The Barelas Community Coalition has also been an active partner in the project, which it envisioned to serve as an economic engine and social hub for the Barelas community. Though construction was completed in late 2019, the BCC has been careful to phase in activity and build-out on site due to a host of uncertainties caused by the pandemic, said executive director Cristina M. Rogers. To date, the project has facilitated an indoor-outdoor Farm Stand & Market that accommodates social distancing and air flow via rolling garage doors, the city’s first permanent food truck lot, and an outlet for Community Supported Agriculture programs. Cabana-like shade structures are set to be constructed this month.

“This project helps lower the barrier to entry for underserved entrepreneurs, specifically focusing on historically marginalized groups,” Rogers said. “And it’s a site the creates spontaneous combustion of activity. It’s right where historic Barelas meets downtown’s energy. It’s literally on the line of that.”
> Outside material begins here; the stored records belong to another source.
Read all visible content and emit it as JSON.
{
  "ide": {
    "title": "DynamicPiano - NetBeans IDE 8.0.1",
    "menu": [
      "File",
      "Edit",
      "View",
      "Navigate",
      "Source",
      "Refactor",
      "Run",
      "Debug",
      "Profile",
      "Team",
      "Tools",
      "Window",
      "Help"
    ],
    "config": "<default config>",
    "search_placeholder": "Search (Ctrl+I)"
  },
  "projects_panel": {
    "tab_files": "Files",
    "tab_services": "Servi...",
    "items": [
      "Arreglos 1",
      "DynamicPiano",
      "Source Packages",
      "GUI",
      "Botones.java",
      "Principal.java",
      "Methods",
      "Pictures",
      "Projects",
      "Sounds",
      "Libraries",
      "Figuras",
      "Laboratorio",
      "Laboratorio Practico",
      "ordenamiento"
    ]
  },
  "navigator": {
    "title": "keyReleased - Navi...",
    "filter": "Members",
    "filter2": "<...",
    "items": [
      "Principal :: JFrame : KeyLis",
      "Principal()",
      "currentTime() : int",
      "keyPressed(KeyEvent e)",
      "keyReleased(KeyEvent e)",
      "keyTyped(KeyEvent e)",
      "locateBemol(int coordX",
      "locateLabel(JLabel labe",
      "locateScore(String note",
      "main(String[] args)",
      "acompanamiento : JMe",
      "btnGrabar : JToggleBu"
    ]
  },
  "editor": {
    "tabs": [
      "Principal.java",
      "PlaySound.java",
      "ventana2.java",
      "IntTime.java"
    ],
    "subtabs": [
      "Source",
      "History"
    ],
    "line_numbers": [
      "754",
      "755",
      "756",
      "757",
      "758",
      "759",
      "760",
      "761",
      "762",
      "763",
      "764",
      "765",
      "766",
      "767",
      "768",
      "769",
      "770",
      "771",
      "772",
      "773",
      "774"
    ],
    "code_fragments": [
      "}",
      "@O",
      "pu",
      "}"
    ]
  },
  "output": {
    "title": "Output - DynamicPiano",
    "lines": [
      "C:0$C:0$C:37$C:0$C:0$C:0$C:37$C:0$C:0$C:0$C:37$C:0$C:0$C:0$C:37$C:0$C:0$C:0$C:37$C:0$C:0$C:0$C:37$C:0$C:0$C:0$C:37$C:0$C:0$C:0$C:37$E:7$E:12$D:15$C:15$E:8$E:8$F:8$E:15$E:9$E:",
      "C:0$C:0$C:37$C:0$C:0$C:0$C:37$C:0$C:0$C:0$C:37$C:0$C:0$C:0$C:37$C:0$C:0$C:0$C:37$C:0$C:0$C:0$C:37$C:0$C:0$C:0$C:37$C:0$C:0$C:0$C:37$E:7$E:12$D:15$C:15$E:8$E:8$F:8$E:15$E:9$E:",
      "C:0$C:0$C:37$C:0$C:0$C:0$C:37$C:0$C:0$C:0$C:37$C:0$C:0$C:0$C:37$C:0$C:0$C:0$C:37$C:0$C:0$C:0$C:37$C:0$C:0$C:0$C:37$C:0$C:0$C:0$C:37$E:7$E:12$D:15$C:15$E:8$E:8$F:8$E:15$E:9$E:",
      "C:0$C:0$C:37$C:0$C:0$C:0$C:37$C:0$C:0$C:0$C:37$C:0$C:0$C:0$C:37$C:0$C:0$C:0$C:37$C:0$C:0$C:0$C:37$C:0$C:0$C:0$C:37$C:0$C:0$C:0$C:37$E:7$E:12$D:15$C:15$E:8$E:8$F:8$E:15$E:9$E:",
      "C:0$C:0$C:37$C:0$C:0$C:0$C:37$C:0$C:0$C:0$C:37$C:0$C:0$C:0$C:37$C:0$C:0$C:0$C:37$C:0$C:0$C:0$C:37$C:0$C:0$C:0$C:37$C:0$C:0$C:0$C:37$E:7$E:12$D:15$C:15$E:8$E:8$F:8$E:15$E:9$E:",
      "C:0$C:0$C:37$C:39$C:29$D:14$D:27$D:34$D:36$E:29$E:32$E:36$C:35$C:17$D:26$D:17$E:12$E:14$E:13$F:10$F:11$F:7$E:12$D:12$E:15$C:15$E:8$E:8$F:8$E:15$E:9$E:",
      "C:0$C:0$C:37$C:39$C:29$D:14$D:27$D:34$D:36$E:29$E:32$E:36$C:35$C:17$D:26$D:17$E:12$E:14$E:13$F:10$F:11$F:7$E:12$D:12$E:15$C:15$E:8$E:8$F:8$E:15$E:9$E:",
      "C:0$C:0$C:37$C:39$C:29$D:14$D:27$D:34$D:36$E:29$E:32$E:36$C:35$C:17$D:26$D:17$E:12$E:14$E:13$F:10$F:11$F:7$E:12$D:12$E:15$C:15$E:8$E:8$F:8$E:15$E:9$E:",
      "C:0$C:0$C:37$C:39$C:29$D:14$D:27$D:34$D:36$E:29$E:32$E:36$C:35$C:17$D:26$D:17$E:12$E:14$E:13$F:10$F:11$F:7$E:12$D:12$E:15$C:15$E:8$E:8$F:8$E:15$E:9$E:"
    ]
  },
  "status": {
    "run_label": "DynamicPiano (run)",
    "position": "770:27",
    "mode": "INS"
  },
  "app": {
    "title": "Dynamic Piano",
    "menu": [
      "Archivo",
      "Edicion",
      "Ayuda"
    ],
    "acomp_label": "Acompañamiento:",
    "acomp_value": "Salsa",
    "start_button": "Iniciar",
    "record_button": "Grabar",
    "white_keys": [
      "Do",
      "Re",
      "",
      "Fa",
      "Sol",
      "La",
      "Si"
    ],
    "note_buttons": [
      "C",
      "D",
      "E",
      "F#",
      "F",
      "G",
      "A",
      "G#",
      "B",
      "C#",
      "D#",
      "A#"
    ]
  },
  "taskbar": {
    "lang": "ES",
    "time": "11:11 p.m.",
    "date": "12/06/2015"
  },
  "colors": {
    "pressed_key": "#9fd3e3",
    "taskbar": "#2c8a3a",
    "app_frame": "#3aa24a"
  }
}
According to Rogers, a dilapidated house occupied the site before redevelopment. The MRA provided the land, $150,000 for public infrastructure, and most recently, a grant to on-site food trucks through its Outdoor Dining Grant Program to support food vendors during the pandemic.

Zocalo Lofts is the result of collaboration between the City of Albuquerque Metropolitan Redevelopment Agency; the BCC; general contractor Insight Construction and architecture firm The Hartman + Majewski Design Group, both based in Albuquerque; and Zydeco 66.